The main reason I've been thinking about tools like that is more because the persistent structure should probably work regardless of compiler settings/flags and code updates. Directly mmaping the structures you're going to have to worry about how things are packed, and if a new compiler optimization causes things to go differently (something gets eliminated in one version and not the other).

I would say that this is still a mentality of thinking of something as "data on disk", where the data should be in an "ABI-stable" format.

Think of persistent-memory data as more like data resident in the memory of a runtime which can experience a "hot code upgrade", like the Erlang runtime.

In Erlang, when you hot-upgrade your running code, you usually do so through a managed system of "relups" (RELease UPdates), which are sort of a cross between an RDBMS migration, and a traditional installer-package full of newer versions of code and assets.

The Erlang runtime takes this package, unpacks it, and then runs a master relup script, which can been authored to do arbitrary things (including, if ultimately necessary, fully rebooting the node, throwing away all that in-memory state.) Mostly, though, a relup script calls into individual "appup" scripts for each Erlang application.
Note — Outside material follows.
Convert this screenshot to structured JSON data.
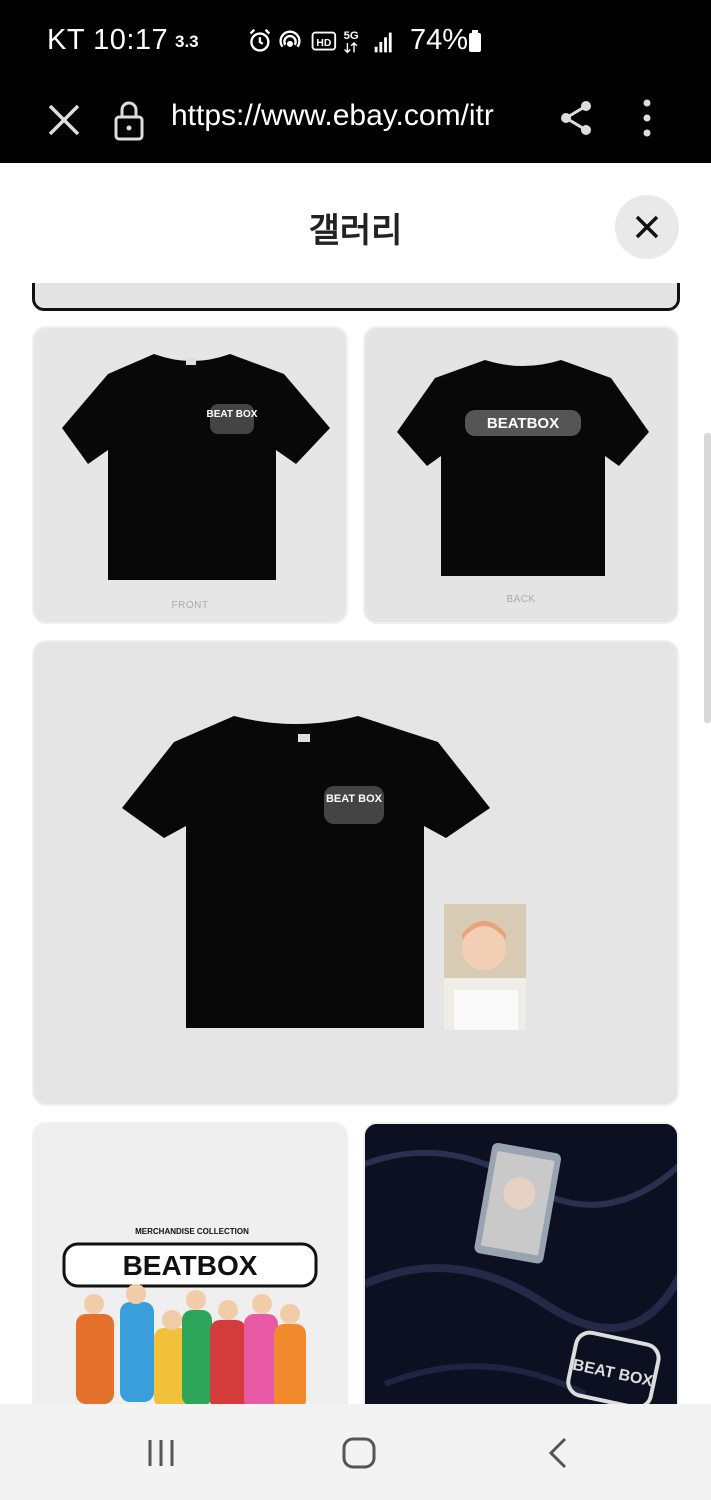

Those applications then specify how their corresponding running processes are to be updated—which can sometimes be fraught (if e.g. the new release requires that you add new service-processes or remove old ones, migrating in-memory state into a new architecture), but usually just means calling a "code_change" callback on all the service-processes.

This "code_change" callback is the thing that's most like an RDBMS migration: it is called from the event-loop running in the old version of the code of the service-process, and passes in the old in-memory state; and when it returns, it's returning the new in-memory state, to resume the event loop in the new version of the code of the service-process.

This is basically how I'd picture dealing with code updates (including ones due to build-setting changes) in software that deals with pmem: you'd architect your code such that the library that touches the pmem can have multiple versions of it dynamically loaded (though not running) at the same time; and then you'd stage a migration from the old code's pmem state encoding, to the new version's, by

1. dlopen(2)ing the new version of the lib;

2. telling the old version of the lib to stop any ongoing work;

3. handing off the toplevel pmem state-handle that the old version of the lib was using, to a "migrate" function in the new version of the lib;

4. replacing the old version's pmem state-handle with a dummy one;

5. telling the old version of the lib to terminate (and so do the trivial cleanup to the world it sees through the dummy handle);

6. tell the new version of the lib to initialize, using the handle to the now-migrated-in-format pmem;

7. dlclose(2) the old version of the lib.

Basically, picture what something like Photoshop would have to do to enable you to upgrade its plugins without restarting it or closing your working document, and you'll have the right architecture.

So does that update process rewrite all 6 TB of data in the new format? Because I can imagine why people would rather not do that.

I mean, it depends on whether your pmem data is a bunch of copy-on-write persistent data structures like HAMTs; or maybe packed data structures like Vector<Foo>s where you can't easily rewrite one Foo to be a different size without rewriting the whole vector; etc.

If 1. the new format is just like the old format except for one little difference to one struct, and 2. structs point to other structs, rather than containing them; then it's just a matter of calling your within-mmap(2)ed-arena malloc(2)-equivalent function to get a new chunk of the pmem arena of the right size for the new version of the struct; and then rewriting the pointer in the other struct to point to it; and then calling your free(2)-equivalent on the old version of the struct.

If you change the structure of some fundamental primitive type like how strings are represented, then you're probably going to have to rewrite your whole pmem arena.

Though, also, you can just make your code deal with both old and new versions of the struct, and only migrate structs when they're getting modified anyway. (This is equivalent to the way you'd avoid an RDBMS migration rewrite an entire table, by instead adding a trigger that makes the migration happen to a row on UPDATE, and then ensuring that your business-layer can deal with both migrated and un-migrated versions of the row.)

> If you change the structure of some fundamental primitive type like how strings are represented, then you're probably going to have to rewrite your whole pmem arena.

That's part of the reason why I was thinking something like Cap'n Proto or Protocol Buffers might make sense for a lot of structures. You pay a bit of cost for writing but get to gracefully handle upgrades to the structure if you do it right. I'd imagine you want to use something higher level just above them to organize the records. But this is all a really new area of thinking about this so I'm probably being a bit obtuse about it.